1. Combat credit card debt
Wondering how you’ve descended into the depths of a cash deficit? If your credit card has taken control it’s time to ditch those dastardly debts with these tips.
• Lock up/ cut up your cards,
• Try to pay off more than the minimum payment each month.
• Transfer your debt to a low-rate or a 0% interest card, remembering to make your payments on time and check when the rate expires.
• Take out a loan: a credit card debt (APR 15%) of £2200 over 2 years will cost you £545 in interest; a loan at 6% will cost £209, saving you £336
• Ask your credit card company about repaying your debt in Equated Monthly Installments.
Muddled by your mobile? Baffled by your broadband? With so many packages on offer it’s a veritable minefield. If you’re looking for a new broadband deal, you could save yourself money by checking a price comparison site and switching providers. You’ll be locked in for at least a year, so make sure you choose the right package to suit your needs:
• Run an online broadband speed test to check how your current provider performs. Advertised broadband speeds have risen significantly over the last year, with most offering speeds of up to 20Mb and some with a lavish 50Mb.
• Consider your usage and choose an appropriate download allowance.
• Make technical support a priority if you’re a technophobe.
• Bag yourself a phone and broadband bundle to conserve cash in the long run.
Food prices are getting feisty so it’s time to get careful with your comestibles:
• March to the market and stay seasonal.
• Plan weekly menus buying what you need to reduce waste.
• Snap up vouchers, deals and discounts.
• Buy in bulk and freeze meals.
• Grow your own, make your own.
• Break from the brand – often the only difference is the packaging.
• Check before you chuck: you CAN eat food past its best-before date.

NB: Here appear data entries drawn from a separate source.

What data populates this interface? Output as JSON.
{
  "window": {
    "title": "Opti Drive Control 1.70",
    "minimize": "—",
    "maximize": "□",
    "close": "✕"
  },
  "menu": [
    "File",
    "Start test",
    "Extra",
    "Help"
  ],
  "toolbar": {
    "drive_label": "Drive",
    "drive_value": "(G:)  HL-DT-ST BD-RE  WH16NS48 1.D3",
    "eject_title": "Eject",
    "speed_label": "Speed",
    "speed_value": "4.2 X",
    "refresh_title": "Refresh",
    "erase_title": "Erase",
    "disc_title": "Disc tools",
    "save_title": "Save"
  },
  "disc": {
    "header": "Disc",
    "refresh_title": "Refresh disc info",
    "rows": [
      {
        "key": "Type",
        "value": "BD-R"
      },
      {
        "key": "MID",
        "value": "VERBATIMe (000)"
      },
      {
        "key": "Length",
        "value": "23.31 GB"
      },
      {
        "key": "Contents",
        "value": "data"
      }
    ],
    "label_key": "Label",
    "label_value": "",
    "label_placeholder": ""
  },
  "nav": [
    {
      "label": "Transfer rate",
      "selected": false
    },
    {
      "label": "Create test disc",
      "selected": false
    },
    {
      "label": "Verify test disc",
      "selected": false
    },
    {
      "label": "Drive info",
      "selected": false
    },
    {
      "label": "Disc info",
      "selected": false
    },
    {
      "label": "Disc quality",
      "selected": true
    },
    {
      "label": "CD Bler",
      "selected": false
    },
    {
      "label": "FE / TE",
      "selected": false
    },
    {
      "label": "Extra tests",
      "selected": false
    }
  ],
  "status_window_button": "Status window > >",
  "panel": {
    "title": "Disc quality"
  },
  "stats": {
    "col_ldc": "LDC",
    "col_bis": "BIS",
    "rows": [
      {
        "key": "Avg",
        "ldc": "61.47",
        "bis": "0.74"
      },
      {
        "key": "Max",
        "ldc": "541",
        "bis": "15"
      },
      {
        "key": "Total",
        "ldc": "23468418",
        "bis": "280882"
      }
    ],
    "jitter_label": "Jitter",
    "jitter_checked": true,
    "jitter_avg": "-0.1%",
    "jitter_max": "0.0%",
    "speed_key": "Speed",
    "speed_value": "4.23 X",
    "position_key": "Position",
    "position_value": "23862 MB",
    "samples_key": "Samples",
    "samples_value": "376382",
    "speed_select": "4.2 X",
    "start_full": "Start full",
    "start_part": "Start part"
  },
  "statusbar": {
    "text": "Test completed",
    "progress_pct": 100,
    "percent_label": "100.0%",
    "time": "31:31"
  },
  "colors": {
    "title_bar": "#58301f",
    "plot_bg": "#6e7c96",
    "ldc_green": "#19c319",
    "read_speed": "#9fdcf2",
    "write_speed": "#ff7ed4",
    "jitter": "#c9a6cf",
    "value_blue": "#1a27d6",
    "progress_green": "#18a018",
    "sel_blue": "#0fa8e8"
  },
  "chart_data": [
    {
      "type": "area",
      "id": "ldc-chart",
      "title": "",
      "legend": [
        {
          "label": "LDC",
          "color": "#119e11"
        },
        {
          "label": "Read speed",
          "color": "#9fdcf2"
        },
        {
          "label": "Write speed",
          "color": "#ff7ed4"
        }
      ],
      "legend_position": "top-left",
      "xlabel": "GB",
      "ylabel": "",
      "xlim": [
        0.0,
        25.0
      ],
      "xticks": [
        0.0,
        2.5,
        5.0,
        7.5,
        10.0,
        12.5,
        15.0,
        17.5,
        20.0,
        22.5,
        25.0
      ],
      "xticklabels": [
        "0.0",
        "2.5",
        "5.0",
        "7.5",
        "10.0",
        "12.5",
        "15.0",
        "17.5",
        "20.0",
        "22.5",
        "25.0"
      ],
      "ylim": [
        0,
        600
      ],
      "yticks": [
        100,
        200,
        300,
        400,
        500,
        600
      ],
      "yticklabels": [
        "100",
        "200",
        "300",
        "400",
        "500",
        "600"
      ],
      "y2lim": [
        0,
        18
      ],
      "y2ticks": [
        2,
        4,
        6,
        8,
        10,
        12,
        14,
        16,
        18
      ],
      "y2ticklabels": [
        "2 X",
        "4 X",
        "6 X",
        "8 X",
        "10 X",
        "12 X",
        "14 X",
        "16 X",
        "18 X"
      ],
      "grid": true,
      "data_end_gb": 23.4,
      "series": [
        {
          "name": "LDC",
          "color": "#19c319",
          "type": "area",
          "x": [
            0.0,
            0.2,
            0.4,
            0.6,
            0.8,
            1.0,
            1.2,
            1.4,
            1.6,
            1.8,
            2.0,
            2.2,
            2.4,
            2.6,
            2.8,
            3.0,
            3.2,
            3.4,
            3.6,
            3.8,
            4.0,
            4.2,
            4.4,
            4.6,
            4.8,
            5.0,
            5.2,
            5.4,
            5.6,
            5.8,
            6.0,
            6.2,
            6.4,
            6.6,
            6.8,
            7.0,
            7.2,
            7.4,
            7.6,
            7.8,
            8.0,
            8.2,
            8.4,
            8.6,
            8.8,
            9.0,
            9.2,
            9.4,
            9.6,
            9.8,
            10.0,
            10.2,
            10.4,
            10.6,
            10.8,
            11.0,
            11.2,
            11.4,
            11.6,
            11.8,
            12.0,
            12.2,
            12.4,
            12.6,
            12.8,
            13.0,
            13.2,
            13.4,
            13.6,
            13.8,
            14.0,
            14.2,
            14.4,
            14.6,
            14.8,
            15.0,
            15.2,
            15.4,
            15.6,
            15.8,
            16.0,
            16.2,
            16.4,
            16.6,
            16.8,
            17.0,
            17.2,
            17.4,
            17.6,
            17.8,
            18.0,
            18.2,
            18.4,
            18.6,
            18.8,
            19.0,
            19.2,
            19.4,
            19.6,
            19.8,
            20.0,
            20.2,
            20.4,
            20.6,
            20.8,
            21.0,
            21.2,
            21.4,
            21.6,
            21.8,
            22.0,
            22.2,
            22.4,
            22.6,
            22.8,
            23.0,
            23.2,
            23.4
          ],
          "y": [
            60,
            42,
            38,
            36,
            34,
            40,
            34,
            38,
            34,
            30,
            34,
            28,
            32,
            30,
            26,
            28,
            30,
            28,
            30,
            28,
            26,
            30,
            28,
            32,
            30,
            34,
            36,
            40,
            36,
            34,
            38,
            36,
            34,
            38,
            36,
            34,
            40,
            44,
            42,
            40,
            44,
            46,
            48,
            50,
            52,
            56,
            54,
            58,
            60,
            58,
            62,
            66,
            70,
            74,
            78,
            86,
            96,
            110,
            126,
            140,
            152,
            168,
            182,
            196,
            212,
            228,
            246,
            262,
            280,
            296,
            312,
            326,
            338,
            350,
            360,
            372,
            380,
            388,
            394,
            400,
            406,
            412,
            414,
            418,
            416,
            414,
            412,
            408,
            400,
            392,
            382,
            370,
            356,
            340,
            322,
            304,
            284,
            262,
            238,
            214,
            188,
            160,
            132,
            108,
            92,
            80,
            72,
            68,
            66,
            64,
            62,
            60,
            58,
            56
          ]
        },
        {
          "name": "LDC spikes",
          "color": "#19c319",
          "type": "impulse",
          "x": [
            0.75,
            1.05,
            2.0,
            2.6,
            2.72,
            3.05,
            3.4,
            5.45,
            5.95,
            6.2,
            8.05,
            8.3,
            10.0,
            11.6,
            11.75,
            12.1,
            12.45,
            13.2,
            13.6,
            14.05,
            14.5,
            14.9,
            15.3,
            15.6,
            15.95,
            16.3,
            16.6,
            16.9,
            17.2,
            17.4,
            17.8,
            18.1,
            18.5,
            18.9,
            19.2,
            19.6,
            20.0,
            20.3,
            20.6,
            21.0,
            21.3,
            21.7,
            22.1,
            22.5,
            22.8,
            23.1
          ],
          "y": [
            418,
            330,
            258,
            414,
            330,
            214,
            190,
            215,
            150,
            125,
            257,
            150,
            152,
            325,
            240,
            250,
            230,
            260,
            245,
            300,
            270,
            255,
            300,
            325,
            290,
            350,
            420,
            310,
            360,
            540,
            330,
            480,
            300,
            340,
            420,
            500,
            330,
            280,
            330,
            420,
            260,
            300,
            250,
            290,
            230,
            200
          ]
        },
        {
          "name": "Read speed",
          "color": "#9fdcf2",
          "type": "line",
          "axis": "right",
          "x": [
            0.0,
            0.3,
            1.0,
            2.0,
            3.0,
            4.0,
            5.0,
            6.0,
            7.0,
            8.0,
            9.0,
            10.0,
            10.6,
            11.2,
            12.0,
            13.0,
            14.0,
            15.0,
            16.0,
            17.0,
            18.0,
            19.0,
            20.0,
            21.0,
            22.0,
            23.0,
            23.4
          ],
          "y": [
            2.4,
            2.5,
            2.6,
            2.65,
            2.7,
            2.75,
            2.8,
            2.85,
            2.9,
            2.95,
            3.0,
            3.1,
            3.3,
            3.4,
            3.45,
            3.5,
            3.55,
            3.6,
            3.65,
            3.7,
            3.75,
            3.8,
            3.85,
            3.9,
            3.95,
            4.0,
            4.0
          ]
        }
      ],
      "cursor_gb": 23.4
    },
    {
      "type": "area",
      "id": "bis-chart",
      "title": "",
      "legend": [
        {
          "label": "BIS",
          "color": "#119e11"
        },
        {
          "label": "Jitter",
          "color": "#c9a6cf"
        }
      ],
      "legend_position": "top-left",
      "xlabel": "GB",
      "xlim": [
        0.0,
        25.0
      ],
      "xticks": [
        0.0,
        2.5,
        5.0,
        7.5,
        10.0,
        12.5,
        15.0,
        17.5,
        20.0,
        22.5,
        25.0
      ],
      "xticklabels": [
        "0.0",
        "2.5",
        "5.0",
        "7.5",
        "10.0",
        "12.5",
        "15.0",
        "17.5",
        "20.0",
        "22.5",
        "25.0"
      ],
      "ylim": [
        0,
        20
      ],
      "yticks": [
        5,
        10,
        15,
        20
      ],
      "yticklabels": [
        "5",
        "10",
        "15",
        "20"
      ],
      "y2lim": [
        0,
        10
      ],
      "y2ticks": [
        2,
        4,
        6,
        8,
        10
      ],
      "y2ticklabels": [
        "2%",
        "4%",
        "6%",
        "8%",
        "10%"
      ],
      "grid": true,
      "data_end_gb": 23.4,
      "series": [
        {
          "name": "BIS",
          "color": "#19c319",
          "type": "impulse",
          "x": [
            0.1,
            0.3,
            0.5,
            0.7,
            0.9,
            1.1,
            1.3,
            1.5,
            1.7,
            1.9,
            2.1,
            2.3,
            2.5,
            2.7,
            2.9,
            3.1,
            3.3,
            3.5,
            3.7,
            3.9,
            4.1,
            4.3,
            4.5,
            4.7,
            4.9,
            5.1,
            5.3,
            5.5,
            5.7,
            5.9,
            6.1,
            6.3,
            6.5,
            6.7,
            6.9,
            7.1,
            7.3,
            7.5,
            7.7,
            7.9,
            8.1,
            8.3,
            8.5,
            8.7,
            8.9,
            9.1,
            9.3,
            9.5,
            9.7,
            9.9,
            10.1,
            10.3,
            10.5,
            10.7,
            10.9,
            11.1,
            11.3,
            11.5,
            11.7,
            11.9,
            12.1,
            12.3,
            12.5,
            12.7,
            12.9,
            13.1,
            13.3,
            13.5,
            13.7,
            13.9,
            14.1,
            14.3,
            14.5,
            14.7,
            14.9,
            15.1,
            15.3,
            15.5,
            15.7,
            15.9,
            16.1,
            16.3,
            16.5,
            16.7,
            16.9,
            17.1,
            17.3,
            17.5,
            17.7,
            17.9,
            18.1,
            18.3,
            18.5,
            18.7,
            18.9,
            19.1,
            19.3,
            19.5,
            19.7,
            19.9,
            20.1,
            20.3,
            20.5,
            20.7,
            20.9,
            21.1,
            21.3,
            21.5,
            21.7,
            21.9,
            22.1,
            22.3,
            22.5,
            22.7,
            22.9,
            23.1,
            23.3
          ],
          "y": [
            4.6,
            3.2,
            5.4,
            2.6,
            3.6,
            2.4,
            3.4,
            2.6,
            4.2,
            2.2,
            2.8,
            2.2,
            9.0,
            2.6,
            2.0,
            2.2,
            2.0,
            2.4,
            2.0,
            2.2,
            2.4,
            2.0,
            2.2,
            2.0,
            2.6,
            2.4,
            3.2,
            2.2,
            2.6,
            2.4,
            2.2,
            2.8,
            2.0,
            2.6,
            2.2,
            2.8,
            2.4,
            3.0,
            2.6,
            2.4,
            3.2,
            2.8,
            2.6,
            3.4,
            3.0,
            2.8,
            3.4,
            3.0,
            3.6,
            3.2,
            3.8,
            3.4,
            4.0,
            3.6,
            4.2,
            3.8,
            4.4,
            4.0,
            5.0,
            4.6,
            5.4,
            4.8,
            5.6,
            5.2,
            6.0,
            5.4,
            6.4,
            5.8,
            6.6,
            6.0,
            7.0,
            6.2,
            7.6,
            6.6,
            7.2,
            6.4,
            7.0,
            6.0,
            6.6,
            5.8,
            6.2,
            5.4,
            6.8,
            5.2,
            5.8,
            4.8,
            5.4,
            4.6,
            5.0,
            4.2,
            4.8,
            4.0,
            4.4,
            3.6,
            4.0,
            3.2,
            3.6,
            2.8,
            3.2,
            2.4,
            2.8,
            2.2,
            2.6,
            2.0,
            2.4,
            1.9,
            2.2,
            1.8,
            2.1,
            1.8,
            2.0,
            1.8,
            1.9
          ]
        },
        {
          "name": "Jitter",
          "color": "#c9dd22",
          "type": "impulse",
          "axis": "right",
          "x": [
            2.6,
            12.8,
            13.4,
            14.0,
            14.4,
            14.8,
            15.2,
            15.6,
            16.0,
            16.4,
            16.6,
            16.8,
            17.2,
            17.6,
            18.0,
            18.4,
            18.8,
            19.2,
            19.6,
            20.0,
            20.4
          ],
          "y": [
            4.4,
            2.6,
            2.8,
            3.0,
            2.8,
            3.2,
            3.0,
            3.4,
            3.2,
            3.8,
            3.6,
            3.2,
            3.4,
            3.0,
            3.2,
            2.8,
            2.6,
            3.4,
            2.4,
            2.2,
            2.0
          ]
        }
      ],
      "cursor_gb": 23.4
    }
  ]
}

The nation is paying through the nose for gas and electricity, with price hikes bumping bills up by 20% in a year.
• Check your tariff – a typical household pays £1,320 a year on a standard tariff, but on the cheapest tariff they would pay £1,030 for the same usage. Switch supplier and cut costs by £300+ and even qualify for cashback or a crate of wine
• Pay by direct debit to save between 5 and 10%
• Invest in an energy monitoring kit and cut down on unnecessary use.
The cost of running a car soared by 14% in 2011, with the average driver paying £7,000 a year in motoring expenses. And with public transport costs rising, are there any cheap travel options left? Of course…
• Join a car-sharing scheme or club and save thousands
• Train and coach yourself: buy a Railcard and sign up to ticket alert systems to snap up those cheap seats. The Cheap Train and Coach Deals index lists promotions, vouchers and codes. It’s cheaper on the sleeper – Caledonian Sleeper single fares from London to Scotland start at a nifty £19.